I had once shown him pictures of Lelle, my friends’ baby daughter, who has a contagious laugh and a coy smile, chubby cheeks and short, dark hair, with bangs that almost meet her brown eyes.
“Yep. Cute,” Patrick said, unfazed. Not even a glimmer.
During dinner with friends one evening, Lelle sidled up to me and sat in my lap and started playing the I’ll-hand-you-my-toy-and-you-hand-it-back-to-me game.
She wriggled off my lap and straightened up, bumping her head on the wooden table. I heard the thud and braced myself for her cries. She looked up at me with wide eyes as if to ask, “Am I okay? Should I be crying now?”

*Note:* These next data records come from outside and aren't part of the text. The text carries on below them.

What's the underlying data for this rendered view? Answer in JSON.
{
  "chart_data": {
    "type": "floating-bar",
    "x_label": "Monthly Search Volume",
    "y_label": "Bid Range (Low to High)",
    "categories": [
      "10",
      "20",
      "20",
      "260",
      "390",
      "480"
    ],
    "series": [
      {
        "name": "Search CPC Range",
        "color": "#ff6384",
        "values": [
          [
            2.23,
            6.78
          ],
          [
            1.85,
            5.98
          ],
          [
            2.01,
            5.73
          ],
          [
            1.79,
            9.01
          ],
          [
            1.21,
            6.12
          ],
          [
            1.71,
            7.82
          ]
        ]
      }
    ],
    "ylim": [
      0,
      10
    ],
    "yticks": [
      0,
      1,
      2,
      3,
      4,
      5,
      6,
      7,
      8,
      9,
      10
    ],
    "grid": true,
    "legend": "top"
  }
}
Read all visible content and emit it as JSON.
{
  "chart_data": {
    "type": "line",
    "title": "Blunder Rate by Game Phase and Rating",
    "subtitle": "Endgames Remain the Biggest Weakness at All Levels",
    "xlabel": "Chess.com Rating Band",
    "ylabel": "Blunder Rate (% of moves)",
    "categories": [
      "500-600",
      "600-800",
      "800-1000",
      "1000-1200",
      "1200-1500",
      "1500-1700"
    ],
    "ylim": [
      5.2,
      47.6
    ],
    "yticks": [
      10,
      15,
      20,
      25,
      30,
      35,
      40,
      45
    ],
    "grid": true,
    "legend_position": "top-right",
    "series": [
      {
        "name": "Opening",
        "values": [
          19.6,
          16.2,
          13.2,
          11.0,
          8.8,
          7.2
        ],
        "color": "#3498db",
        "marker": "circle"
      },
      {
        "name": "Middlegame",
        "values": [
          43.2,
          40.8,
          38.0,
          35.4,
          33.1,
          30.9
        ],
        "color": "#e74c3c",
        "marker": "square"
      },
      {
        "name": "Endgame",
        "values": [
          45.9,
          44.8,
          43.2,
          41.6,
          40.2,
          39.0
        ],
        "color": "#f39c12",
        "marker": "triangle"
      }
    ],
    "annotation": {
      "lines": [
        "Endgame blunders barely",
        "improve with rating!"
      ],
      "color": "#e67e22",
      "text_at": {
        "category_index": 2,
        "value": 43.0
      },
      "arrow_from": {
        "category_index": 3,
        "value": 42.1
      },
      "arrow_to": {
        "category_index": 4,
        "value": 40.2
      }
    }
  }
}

I suspect if this had happened to me as a baby, my mother would have rushed over, frantic, and insisted I should be taken to the ER. But I knew if I stayed calm, Lelle would, too. So I put my hand on top of her head, as I imagined my mother had wished she could do, and said, “You’re okay.”
She stopped crying. And then I dashed to the bathroom to weep, because I wanted so badly to have a child, to care for someone, to have someone care for me.
The day before Patrick planned to leave for Maryland for two months, I was in the cheese section of Whole Foods when I felt my eyes sting and fill with tears. The store blurred before me with parmesan and pasta, garlic and olives, cider and brownies, the things that I loved and that I loved to share.
I would miss entering my apartment with him there to greet me. I would miss having someone know my whereabouts.
So I asked him to stay for just one more day. “Elizabeth,” he said, in mock exasperation. And as we settled into domestic comfort, I tried to wade through how I really felt about him, and whether this was about missing Patrick, or missing someone I could count on in my life.
In the middle of the night, with Patrick asleep by my side, his departure impending—and the end of our shared story—I shook with sobs.
Patrick woke up and listened as I told him what had happened with Lelle, my friends’ daughter, the other day, and about my need to protect and be protected. He knew what it was like to have lost a parent.
“Elizabeth,” he said, his arms wrapped around me, “you’re okay.”